From the May-June 2019 issue of News & Letters
by Terry Moon
There is no question that women are a vital part of the movement in Algeria since it erupted on Feb. 22, fighting to bring down le pouvoir—the power structure—that has been running the country and their lives since 1999.
On March 8, International Women’s Day, unprecedented numbers took to the streets throughout the country demanding not only women’s rights but freedom and real democracy.
Being in the streets is itself a move for liberation, and women are involved in all aspects of the struggle. Some have created a “feminist square” near the University of Algiers and promptly issued a manifesto that called for ending the reactionary Family Code and for the new Algeria being created to guarantee equal rights for all.
YOUNG AND OLD TOGETHER IN STRUGGLE
Young women are active on social media, including creating the iconic photo of the 17-year-old ballerina dancing on point, a photo that went viral because it caught the hope, joy and possibility of change driving the movement.
Older women too are part of the struggle, from women who fought for Algerian independence from France (1957-62)—like Djamila Bouhired, who advised, “Never let these agents disguised in revolutionary outfits take control of our liberation momentum”—to a woman in her 70s who alone confronted a blockade of riot police who were keeping her from getting to the demonstration. “I told them this is my country.” She said, “There’s nothing for the young generation. No jobs, no houses. They can’t get married. We want this whole system to go.”
She joins the youth like science student Amina Djouadi, who told a reporter: “We are not afraid anymore. We are young and full of bravery. The people are heroes.”[1] News, April 14, 2019.
Although the fight for freedom in Algeria is a new face of the Arab Spring, what makes it different is that the women and youth have the triumphs and failures of those world-changing events as part of their lived history. They see how Egyptian President Abdel Fattah el-Sisi stole the revolution; they see the destruction of Syria and the genocide of a freedom movement.
Furthermore, these activists—particularly the women—have an historic memory of the struggle for national liberation against French colonialism where over one million died, and the decade-long civil war in the 1990s between the government and the Islamic Salvation Front (FIS). Women were the first attacked by the armed Islamic groups, along with intellectuals. Everything the Taliban did in Afghanistan, the FIS tried, and often did in Algeria.
They massacred entire villages, mowed people down at checkpoints; high school girls who refused to wear the hijab were shot in the head; women and girls who rebelled against rape or forced marriages were brutalized and then murdered.[2]
Algerians have learned through a bloody history that they cannot trust the military, elected officials or politicalized Islamists, they can only trust themselves. Women know this in our blood. And while the Algerian revolution-in-the-making has much going for it, counter-revolution lurks.
COUNTER-REVOLUTION FROM WITHIN
Just as the women in Iran were attacked by some in the Iranian left in 1979 when they marched against Khomeini’s mandate to wear the chador, showing that the women recognized the danger of the counter-revolution to come, so some in the movement in Algeria have turned on their women comrades.
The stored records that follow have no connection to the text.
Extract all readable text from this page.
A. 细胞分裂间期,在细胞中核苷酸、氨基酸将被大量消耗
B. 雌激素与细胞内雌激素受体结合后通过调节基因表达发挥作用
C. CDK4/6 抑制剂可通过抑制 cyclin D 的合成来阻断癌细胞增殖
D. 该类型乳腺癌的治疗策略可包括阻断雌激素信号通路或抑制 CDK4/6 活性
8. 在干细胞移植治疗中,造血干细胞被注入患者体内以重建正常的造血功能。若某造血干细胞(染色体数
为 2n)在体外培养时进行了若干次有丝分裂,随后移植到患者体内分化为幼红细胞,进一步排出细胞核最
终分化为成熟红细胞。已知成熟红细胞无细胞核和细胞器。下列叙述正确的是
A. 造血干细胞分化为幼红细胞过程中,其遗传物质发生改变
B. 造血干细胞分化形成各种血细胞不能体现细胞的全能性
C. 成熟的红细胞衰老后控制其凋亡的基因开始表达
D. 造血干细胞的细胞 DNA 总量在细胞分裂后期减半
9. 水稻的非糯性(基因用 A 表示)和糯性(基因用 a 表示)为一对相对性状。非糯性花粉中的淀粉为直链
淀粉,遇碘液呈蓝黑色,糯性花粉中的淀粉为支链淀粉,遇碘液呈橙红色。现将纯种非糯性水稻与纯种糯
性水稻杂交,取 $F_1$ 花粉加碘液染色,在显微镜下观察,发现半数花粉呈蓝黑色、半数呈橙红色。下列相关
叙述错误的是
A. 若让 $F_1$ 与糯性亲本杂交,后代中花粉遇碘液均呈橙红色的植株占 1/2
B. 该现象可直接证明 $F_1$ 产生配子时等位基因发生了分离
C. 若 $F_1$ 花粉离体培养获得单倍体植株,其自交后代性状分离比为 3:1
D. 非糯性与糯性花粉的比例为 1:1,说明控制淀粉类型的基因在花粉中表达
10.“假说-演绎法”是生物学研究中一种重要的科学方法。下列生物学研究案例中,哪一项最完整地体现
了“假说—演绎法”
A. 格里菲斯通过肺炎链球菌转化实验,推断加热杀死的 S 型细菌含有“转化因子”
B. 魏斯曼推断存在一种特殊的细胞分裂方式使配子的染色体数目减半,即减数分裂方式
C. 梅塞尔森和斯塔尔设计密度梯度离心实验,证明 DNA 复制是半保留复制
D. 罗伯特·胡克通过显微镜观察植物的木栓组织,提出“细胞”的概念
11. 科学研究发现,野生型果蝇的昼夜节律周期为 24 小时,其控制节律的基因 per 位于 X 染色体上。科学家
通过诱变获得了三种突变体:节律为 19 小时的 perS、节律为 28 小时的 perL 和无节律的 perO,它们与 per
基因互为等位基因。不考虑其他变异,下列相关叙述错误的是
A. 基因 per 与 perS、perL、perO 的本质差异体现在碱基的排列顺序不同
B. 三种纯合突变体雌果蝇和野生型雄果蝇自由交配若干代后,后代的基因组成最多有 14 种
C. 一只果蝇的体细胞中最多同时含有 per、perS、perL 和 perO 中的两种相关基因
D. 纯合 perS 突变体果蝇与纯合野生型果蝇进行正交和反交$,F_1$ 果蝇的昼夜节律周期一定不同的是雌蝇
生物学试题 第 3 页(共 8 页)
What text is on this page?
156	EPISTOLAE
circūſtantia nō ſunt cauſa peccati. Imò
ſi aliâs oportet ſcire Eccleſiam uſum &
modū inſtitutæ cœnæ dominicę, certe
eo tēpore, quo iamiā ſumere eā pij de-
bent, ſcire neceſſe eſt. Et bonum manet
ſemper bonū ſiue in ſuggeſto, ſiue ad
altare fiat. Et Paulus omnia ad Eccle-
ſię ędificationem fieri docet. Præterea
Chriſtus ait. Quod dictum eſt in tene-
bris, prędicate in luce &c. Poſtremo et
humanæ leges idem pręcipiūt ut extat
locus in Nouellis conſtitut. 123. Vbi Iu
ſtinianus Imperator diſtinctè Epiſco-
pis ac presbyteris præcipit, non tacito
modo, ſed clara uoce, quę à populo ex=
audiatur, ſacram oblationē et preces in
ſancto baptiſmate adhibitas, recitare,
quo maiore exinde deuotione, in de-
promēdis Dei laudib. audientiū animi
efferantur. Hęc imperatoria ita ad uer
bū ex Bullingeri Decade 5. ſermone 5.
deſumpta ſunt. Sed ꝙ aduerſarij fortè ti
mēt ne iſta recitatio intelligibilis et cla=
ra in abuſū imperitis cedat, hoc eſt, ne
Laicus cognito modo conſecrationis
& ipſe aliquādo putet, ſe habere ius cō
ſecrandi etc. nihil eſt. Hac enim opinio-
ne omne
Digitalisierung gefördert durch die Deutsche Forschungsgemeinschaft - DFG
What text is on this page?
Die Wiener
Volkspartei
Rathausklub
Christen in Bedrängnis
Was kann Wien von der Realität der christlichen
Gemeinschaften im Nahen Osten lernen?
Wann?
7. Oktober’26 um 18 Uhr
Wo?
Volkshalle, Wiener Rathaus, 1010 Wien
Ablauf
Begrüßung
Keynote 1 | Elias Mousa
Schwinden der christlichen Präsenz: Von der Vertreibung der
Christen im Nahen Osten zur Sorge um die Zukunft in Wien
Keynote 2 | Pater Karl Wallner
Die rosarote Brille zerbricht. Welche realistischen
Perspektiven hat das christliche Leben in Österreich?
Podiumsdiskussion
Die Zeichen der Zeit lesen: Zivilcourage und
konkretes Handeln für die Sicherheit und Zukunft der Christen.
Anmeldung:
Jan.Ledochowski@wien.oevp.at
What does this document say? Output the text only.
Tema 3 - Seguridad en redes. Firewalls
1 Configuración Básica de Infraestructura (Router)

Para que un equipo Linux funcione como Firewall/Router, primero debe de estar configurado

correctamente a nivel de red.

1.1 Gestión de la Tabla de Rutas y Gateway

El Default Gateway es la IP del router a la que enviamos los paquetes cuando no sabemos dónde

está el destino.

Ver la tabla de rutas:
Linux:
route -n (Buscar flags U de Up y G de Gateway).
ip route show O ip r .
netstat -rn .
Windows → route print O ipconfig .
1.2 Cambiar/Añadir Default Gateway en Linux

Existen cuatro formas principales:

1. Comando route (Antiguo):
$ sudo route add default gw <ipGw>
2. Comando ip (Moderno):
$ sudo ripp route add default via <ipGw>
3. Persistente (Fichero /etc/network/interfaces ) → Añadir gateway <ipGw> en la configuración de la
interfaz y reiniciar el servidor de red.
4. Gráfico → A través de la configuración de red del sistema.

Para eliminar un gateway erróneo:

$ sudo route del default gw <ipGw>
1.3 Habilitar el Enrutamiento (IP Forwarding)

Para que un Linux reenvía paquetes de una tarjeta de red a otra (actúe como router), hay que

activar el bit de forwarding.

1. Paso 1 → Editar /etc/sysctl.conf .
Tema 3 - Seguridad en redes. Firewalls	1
The women who created the feminist square were shoved, screamed at and had their signs torn to shreds. In a widely viewed video, a man threatened: “You women calling for freedom…who yell at people, and who say you are looking for freedom, freedom for women…you’ll be covered in acid!” Women again are being told, including by many in the movement, to wait. One woman shoved at the feminist square said, “In Bejaïa, people came up to me and told me that it was not the right moment to call for women’s rights.”[3]
But women are not waiting because included in their historic memory is how the women who fought alongside the men against the French were also made to step back after the conflict was over. It took decades to get to where they are now, they won’t go back. We stand in solidarity with our sisters and brothers in Algeria.
[1] “Algeria protests: Youth lead the movement for change,” by Orla Guerin, BBC.
[2] “Algerian Women in the Liberation Struggle and the Civil War: From Active Participants to Passive Victims?” Meredeth Turshen, Social Research, Vol. 69, No. 3, Fall 2002.
[3] “Women’s rights activists in Algeria threatened with acid attacks,” author referred to as “our Observer.” The Observers, April 5, 2019.